Water of Leith 2

Having scooted the lower sections of the Water of Leith walkway, from the Port of Leith up to the Slateford area of Edinburgh, the previous weekend, I was keen this weekend to complete the final upstream section. This would take me from Slateford to Balerno, a slightly shorter stretch at only 5.5 miles, though uphill all the way but with the bonus of 5.5 miles downhill on the way back.

Not paying attention at the start had me searching for the entrance to the walkway, taking me along Lanark Road and finally finding access at Redhall Walled Garden – the actual entrance I’d missed was just a few meters in the other direction from where I started. A footbridge took me across the Water of Leith to join the path proper. Initial sections of the walk were quite rough, being loose gravel but the Swifty Air was able to manage just fine, and pretty much all the route was through leafy woodland with a few short stretches alongside housing.

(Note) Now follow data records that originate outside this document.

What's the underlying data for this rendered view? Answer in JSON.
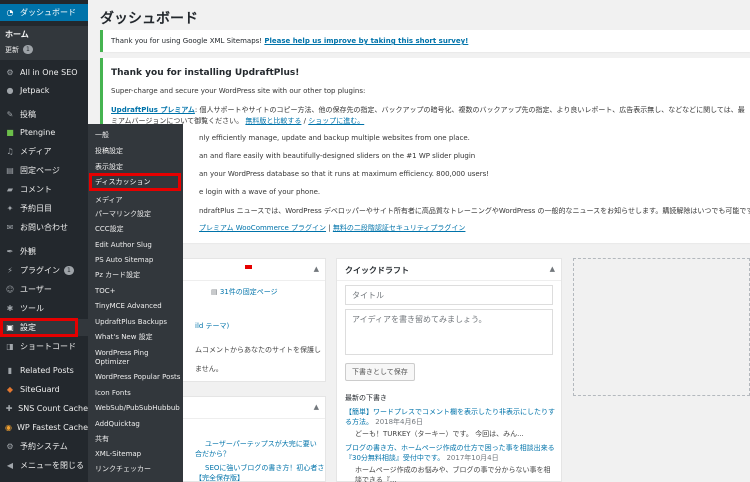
{
  "sidebar": {
    "dashboard": "ダッシュボード",
    "home": "ホーム",
    "updates": "更新",
    "updates_count": "1",
    "aioseo": "All in One SEO",
    "jetpack": "Jetpack",
    "posts": "投稿",
    "ptengine": "Ptengine",
    "media": "メディア",
    "pages": "固定ページ",
    "comments": "コメント",
    "schedule": "予約日目",
    "contact": "お問い合わせ",
    "appearance": "外観",
    "plugins": "プラグイン",
    "plugins_count": "1",
    "users": "ユーザー",
    "tools": "ツール",
    "settings": "設定",
    "shortcode": "ショートコード",
    "related_posts": "Related Posts",
    "siteguard": "SiteGuard",
    "sns_count": "SNS Count Cache",
    "wp_fastest": "WP Fastest Cache",
    "reservation": "予約システム",
    "collapse": "メニューを閉じる"
  },
  "flyout": {
    "items": [
      "一般",
      "投稿設定",
      "表示設定",
      "ディスカッション",
      "メディア",
      "パーマリンク設定",
      "CCC設定",
      "Edit Author Slug",
      "PS Auto Sitemap",
      "Pz カード設定",
      "TOC+",
      "TinyMCE Advanced",
      "UpdraftPlus Backups",
      "What's New 設定",
      "WordPress Ping",
      "Optimizer",
      "WordPress Popular Posts",
      "Icon Fonts",
      "WebSub/PubSubHubbub",
      "AddQuicktag",
      "共有",
      "XML-Sitemap",
      "リンクチェッカー"
    ]
  },
  "main": {
    "title": "ダッシュボード",
    "notice1_text": "Thank you for using Google XML Sitemaps!",
    "notice1_link": "Please help us improve by taking this short survey!",
    "notice2_title": "Thank you for installing UpdraftPlus!",
    "notice2_intro": "Super-charge and secure your WordPress site with our other top plugins:",
    "notice2_premium_link": "UpdraftPlus プレミアム",
    "notice2_premium_text": ": 個人サポートやサイトのコピー方法、他の保存先の指定、バックアップの暗号化、複数のバックアップ先の指定、より良いレポート、広告表示無し、などなどに関しては、最",
    "notice2_line2_text": "ミアムバージョンについて御覧ください。",
    "notice2_compare": "無料版と比較する",
    "notice2_shop": "ショップに進む。",
    "notice2_line3": "nly efficiently manage, update and backup multiple websites from one place.",
    "notice2_line4": "an and flare easily with beautifully-designed sliders on the #1 WP slider plugin",
    "notice2_line5": "an your WordPress database so that it runs at maximum efficiency. 800,000 users!",
    "notice2_line6": "e login with a wave of your phone.",
    "notice2_line7": "ndraftPlus ニュースでは、WordPress デベロッパーやサイト所有者に高品質なトレーニングやWordPress の一般的なニュースをお知らせします。購読解除はいつでも可能です。",
    "notice2_line8_a": "プレミアム WooCommerce プラグイン",
    "notice2_line8_b": "無料の二段階認証セキュリティプラグイン",
    "glance_pages": "31件の固定ページ",
    "glance_theme": "ild テーマ)",
    "glance_text1": "ムコメントからあなたのサイトを保護し",
    "glance_text2": "ません。",
    "activity_post1": "ユーザーパーテップスが大完に要い",
    "activity_post1b": "合だから？",
    "activity_post2": "SEOに強いブログの書き方！初心者さ",
    "activity_post2b": "【完全保存版】"
  },
  "quickdraft": {
    "title": "クイックドラフト",
    "title_placeholder": "タイトル",
    "content_placeholder": "アイディアを書き留めてみましょう。",
    "save_button": "下書きとして保存",
    "recent_drafts": "最新の下書き",
    "draft1_title": "【簡単】ワードプレスでコメント欄を表示したり非表示にしたりする方法。",
    "draft1_date": "2018年4月6日",
    "draft1_excerpt": "どーも！TURKEY（ターキー）です。 今回は、みん...",
    "draft2_title": "ブログの書き方、ホームページ作成の仕方で困った事を相談出来る『30分無料相談』受付中です。",
    "draft2_date": "2017年10月4日",
    "draft2_excerpt": "ホームページ作成のお悩みや、ブログの事で分からない事を相談できる『..."
  },
  "colors": {
    "sidebar_bg": "#23282d",
    "flyout_bg": "#32373c",
    "highlight": "#e60000",
    "link": "#0073aa",
    "notice_border": "#46b450"
  }
}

One place I was keeping an eye out for was Colinton Tunnel, a remnant of the railway line that once ran here, the Balerno Branch of the Caledonian Railway. The tunnel has recently been preserved with good lighting and a mural running the full length of the tunnel. Well worth stopping to take a look.

The route now followed the line of the old railway, the surface varying from rough gravel to smooth tarmac and yet again, my bell was frequently in use to alert the many dog walkers, slow-strollers, pram-pushers, speeding cyclists and morning joggers, all out enjoying the bright but cool September weather. One old lady even thanked me for using my bell, which was most pleasing.

The 12.5 mile Water of Leith Walkway is an enjoyable scoot, walk, cycle or run, through very pleasant surroundings, however, when scooting much of the time is spent keeping an eye on surface conditions, watching out for pot holes, large stones, sudden sticks, wandering dogs, errant bicycles and staying children, so you don’t always have the opportunity to see what is going on around you. Having said that, scooting along on the Swifty Air is such an enjoyable activity that it doesn’t really matter.

The route ends at Balerno, where I stopped for some welcome chocolate and a drink, before about-turning and heading back with the added bonus of having gravity in my favour now, as I scooted downstream. Many of the pedestrians I’d passed on the way up, I was now meeting again on the return.

At Bogsmill, I somehow took a wrong turning. Well, not strictly wrong, just different, and I found myself following the Union Canal and crossing the Slateford Viaduct with it’s very narrow cobbled footpath, quite tricky when there are cyclists coming the other way, all be it pushing their bicycles. This different route would be not a problem as this would bring me out exactly where I started.

With the entire 12.5-mile length of the Water of Leith Walkway now completed, I had a good idea of what the route entails, surface conditions and so on, and could now look forward to completing the entire route in a single outing, some 25 miles in all. I also made a mental note that a night ride would also an interesting possibility. Watch this space, as they say.